Honey bees  ©Janet Allen
Honey bees being removed from a local nature center's building

Although it is not our intent, we've had some bumble bee nests in various places next to our home (never actually inside, of course, unless you count the garage). Although it's not our first choice for bee homes, it's a small repayment for the many services they provide, including making our delicious garden produce possible.

On the other hand, honey bees — because they store honey and the colony grows and grows — can be a real problem. Our local nature center found them in the walls of their building and hired someone to remove them.

bumble bee nest at the side door ©Janet AllenBumble bee nest at the side door

This bumble bee nest was under the edge of the house near our side entrance, which serves as our primary entrance. (You can see a bee entering beneath the shingles right about in the middle of the photo.)

In this case, the bees were a little less friendly. I never got stung, but I got chased a few times.

I think they were fine until I started spending a lot of time with my camera right up next to their entrance. They finally had enough I guess.

bumble bee nest in garage  ©Janet AllenBumble bee nest in garage

One year, the bumble bees decided to nest in the garage—not exactly in our house, but it comes close. The photo was taken looking down to the garage floor, the sheetrock wall at the bottom of the photo, and the wooden step at the right.
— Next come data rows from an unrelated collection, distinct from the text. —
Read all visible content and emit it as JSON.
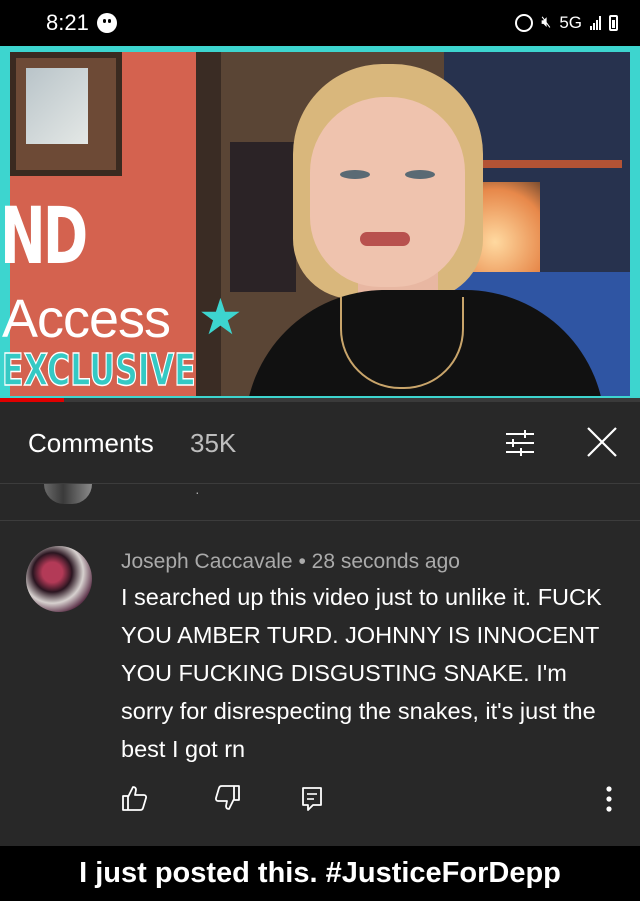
{
  "status_bar": {
    "time": "8:21",
    "network": "5G",
    "icons": [
      "smiley-icon",
      "alarm-icon",
      "mute-icon",
      "signal-icon",
      "battery-icon"
    ]
  },
  "video": {
    "brand_partial": "ND",
    "brand_name": "Access",
    "brand_tag": "EXCLUSIVE",
    "brand_color": "#3dd5cf",
    "progress_fraction": 0.1
  },
  "comments_header": {
    "title": "Comments",
    "count": "35K",
    "icons": [
      "filter-sort-icon",
      "close-icon"
    ]
  },
  "comment": {
    "author": "Joseph Caccavale",
    "separator": "•",
    "time": "28 seconds ago",
    "text": "I searched up this video just to unlike it. FUCK YOU AMBER TURD. JOHNNY IS INNOCENT YOU FUCKING DISGUSTING SNAKE. I'm sorry for disrespecting the snakes, it's just the best I got rn",
    "actions": [
      "like-icon",
      "dislike-icon",
      "reply-icon",
      "more-options-icon"
    ]
  },
  "caption": "I just posted this. #JusticeForDepp",
  "colors": {
    "panel_bg": "#282828",
    "progress": "#e00000",
    "meta_text": "#aaaaaa"
  }
}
Despite some misgivings (ours, not the bees'), it worked out fine. The only real inconvenience was that we had to remember to never close the door to the backyard since that's where they were entering and leaving.

There was a lot of activity in this small area (both bees and humans since that's where all our tools are), but we managed to coexist just fine.

Bumble bee  ©Janet Allen
A beautiful bumble bee at summer's end — maybe a queen?

It was reassuring, though, to remember that this nest was a one time thing. At the end of summer, only the queens survive, and they go hibernate somewhere for the winter and won't be returning to this nest.

We were glad to have provided a place for the colony to produce next year's bumble bees.

BUT we did learn to keep the garage door closed from then on so they didn't build in the house again. After all, it's our house, and I try to provide enough places for them outside.